Подобно Пастернаку в «Докторе Живаго», написанном в традициях русского классического романа, Есенин в «Анне Снегиной» сознательно впадает в «ересь неслыханной простоты» – пишет поэму из крестьянской жизни в духе Некрасова. Как и в хрестоматийном стихотворении Некрасова «Крестьянские дети», герой «Анны Снегиной», тоже поэт, возвращается в родную деревню отдохнуть и поохотиться. И Есенин делает все, чтобы его читатель про это вспомнил. Впрочем, особых усилий не требуется. «Крестьянских детей» заучивали наизусть в первом же классе сельских школ.Некрасов:
Опять я в деревне, хожу на охоту,
Пишу мои вирши, живется легко.
Вчера, утомленный ходьбой по болоту,
Забрел я в сарай и заснул глубоко.
Есенин:
Все лето провел я в охоте…
Однажды, вернувшись с тяги,
Я лег подремать…
Разносчик болотной влаги,
Меня просквозил туман.
По-прежнему с шубой овчинной
Иду я на свой сеновал…
По-некрасовски «значно» («Неелово, Горелово, Неурожайка тож», «Кому на Руси жить хорошо») названы у Есенина деревни, в которых развертывается действие поэмы: богатое и справное Радово, бедные и неблагообразные Криуши.
Сергей Александрович сам определил срок, к которому прекраснейшая поэма должна быть окончена: до мая 1925 года. Однако творческое напряжение было столь сильным, что он неожиданно «перевыполнил план». 20 января, собрав черновики и перечитав образовавшуюся «золотую словесную груду», «батумский отшельник» увидел, что работа практически завершена. С почти готовой «Анной Снегиной» Есенин уже не мог усидеть ни в скучном Батуми, ни в веселом Тифлисе.
Первое публичное чтение «Анны Снегиной» состоялось весной 1925 года в Москве, в Доме Герцена, и обернулось не триумфом, а провалом. Литераторы, заседавшие в президиуме, о прочитанном отозвались с подчеркнутым холодком. Еще равнодушнее прореагировала пресса: за полгода – всего несколько беглых и невыразительных заметок в провинциальных газетах. Неужели случайность? Или критика чего-то не поняла? Увы, критика все поняла правильно. Это автор поэмы еще не понимает, что, вопреки первоначальному намерению, написал не о торжестве советской идеологии, а о разоре, погибели веками стоявшего крестьянского мира. А, может быть, и он все-все понял, потому и твердит, что «Анна Снегина» – «лучше всего», что он написал?

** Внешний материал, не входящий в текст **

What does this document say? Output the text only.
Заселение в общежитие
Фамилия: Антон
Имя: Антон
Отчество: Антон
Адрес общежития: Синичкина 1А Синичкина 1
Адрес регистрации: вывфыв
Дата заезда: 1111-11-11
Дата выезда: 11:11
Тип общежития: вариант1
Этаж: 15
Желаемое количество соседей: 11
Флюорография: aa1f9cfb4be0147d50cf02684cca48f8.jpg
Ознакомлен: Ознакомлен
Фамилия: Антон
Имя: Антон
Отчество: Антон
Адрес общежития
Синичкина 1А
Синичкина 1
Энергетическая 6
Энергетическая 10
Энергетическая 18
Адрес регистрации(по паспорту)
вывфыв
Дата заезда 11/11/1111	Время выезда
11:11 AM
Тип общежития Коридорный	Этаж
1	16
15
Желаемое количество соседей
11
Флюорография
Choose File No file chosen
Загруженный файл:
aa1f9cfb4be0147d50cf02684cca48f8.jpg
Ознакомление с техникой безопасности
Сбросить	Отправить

Может, только работая над этим текстом, наконец-то сообразил, куда, в какую бездну несет его Россию «рок событий»! Или все-таки еще надеется, что его Слово, его Свидетельство могут изменить гаснущий удел хлебороба («удел хлебороба гас»), ежели там, в верхних эшелонах советской власти, прислушаются к мнению «последнего поэта деревни»? Ведь он писал правду, одну правду и ничего, кроме правды. Приезжая в 1924 году в Константиново чаще, чем обычно – родители начали строить новый дом, а он как единственный сын считал себя обязанным помочь старикам, – Есенин с тревогой убеждался: власть на земле забирают в ухватистые, но бестолковые руки бездельники и негодяи. Один такой новый советский выведен в «Анне Снегиной»:У Прона был брат Лабутя,
Мужик – что твой пятый туз:
При всякой опасной минуте
Хвальбишка и дьявольский трус.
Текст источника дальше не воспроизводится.